His smile widened a little, became lopsided. Trinity watched, fascinated. She’d never seen that expression in person before, only on screens. It was...pleasant...to have it directed at her. Perhaps that was part of what the profile insisted was his “interpersonal charm.”
“You smell good,” he said quietly. “You smell really good.”
The absurdity of it hit her. Trinity shook her head. “I’m not a gemina.”
“A gemiwhatsis? Oh, yeah. That.” The smile, no longer lopsided, crinkled the corners of his eyes, and his stubble was more tawny than gold. He was lion-coloured and had a big cat’s lazy grace. “We’ll figure that out later. For now, though, you think we could get out of here? Sooner or later someone’s going to want to stop, and my transport’s had a hell of a day. Plus, I’ll bet you want some water, right? You’re probably thirsty. All you have to do is come with me.”
Basic interrogation protocol. Offer your target aid, play the good cop. She knew the drill, but was not prepared for how effective it was likely to be in her current state. So she hedged. “Where?”
“Does it really matter? But since you’re asking, we’ll head into that city a few klicks away and find a hide for the night. And that beer. Do you like beer?”
“I don’t know.” Trinity went even more still, calculating options. Then he did something very odd.
Cal reached down, slowly, and picked up her backpack. He zipped it closed and slid it along the floor toward her.
She snatched at it, careful not to overbalance, watching him the entire time, tense and ready in case he struck. “You aren’t with Division?” Would he tell me if he was?
“Nope. Not anymore. I’m a free man, honey, and I’d like to stay that way.
Can we get out of here?”
She had assumed, all this time, that he knew of her involvement with the Moritz woman’s death.
If he did not, he might conceivably be an ally. For the moment, at least. “You’re going to have to back up.”
“Okay. But can you give me your word that you won’t bolt?”
My word? It was a very strange request. It outright assumed a level of trust. “Provisionally, yes.”
He just nodded and moved backward, an awkward toe-and-heel-and-knee shuffle, and she realized he was trying to appear smaller.

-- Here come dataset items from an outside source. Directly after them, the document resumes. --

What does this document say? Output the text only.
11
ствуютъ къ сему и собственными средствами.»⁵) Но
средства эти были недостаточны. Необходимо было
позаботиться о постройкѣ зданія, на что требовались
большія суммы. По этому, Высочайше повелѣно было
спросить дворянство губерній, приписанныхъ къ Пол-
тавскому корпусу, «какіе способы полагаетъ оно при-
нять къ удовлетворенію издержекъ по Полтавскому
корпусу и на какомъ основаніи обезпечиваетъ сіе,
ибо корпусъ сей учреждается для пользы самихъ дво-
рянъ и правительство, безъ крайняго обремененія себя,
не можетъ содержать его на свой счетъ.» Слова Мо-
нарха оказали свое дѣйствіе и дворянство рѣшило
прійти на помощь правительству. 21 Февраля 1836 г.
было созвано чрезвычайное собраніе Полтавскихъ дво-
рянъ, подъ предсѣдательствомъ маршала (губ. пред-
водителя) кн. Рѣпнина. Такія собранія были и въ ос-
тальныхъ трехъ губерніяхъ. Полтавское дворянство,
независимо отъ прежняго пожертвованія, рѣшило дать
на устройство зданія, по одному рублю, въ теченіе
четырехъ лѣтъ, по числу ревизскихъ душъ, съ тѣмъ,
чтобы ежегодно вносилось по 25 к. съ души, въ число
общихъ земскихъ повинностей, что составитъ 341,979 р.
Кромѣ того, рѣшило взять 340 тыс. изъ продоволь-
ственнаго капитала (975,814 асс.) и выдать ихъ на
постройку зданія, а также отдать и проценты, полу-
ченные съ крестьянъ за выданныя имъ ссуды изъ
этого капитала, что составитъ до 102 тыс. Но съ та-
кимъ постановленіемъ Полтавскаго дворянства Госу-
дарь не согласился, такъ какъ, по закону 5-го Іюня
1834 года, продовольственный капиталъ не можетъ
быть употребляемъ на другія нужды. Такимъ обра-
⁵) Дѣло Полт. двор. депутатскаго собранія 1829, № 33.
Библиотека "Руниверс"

Less threatening.
Perhaps he thought she was less likely to bolt if he did so.
She edged forward, dried sweat cracking on her skin, crusting in crevices. The trailer’s floor was dusty, and her hair was full of that thin, fine grit. She forced herself to analyze, to consider the problem from every angle as Cal hopped out of the trailer with easy fluidity, landing soundless and gilded in the sudden flood of light. The scratch down his cheek from her nails was already closing up.
His healing factor had accelerated. Just like hers. Interesting.
Trinity eased forward just a little more, and her peripheral vision caught a flash of blue. She glanced—it was the same car that had struck the agent behind her.
Perhaps Eight was being reasonably truthful. Trinity’s shoulders slumped a fraction. She measured distance, probability and her own resources, and arrived at a strange conclusion.
I might as well.
* * *
It was enough to make Cal believe in sheer dumb luck. She was alive. Her hair, not pulled back, was full of golden highlights burning in the westering sun, her dark eyes actually a very deep mossy green, and she was so thin he could almost count her ribs under her button-down and tank top. But she was ambulatory and breathing, and got in the passenger side after he moved his gear, clutching her backpack like a schoolgirl and keeping her knees well clear of the now-silent scanner.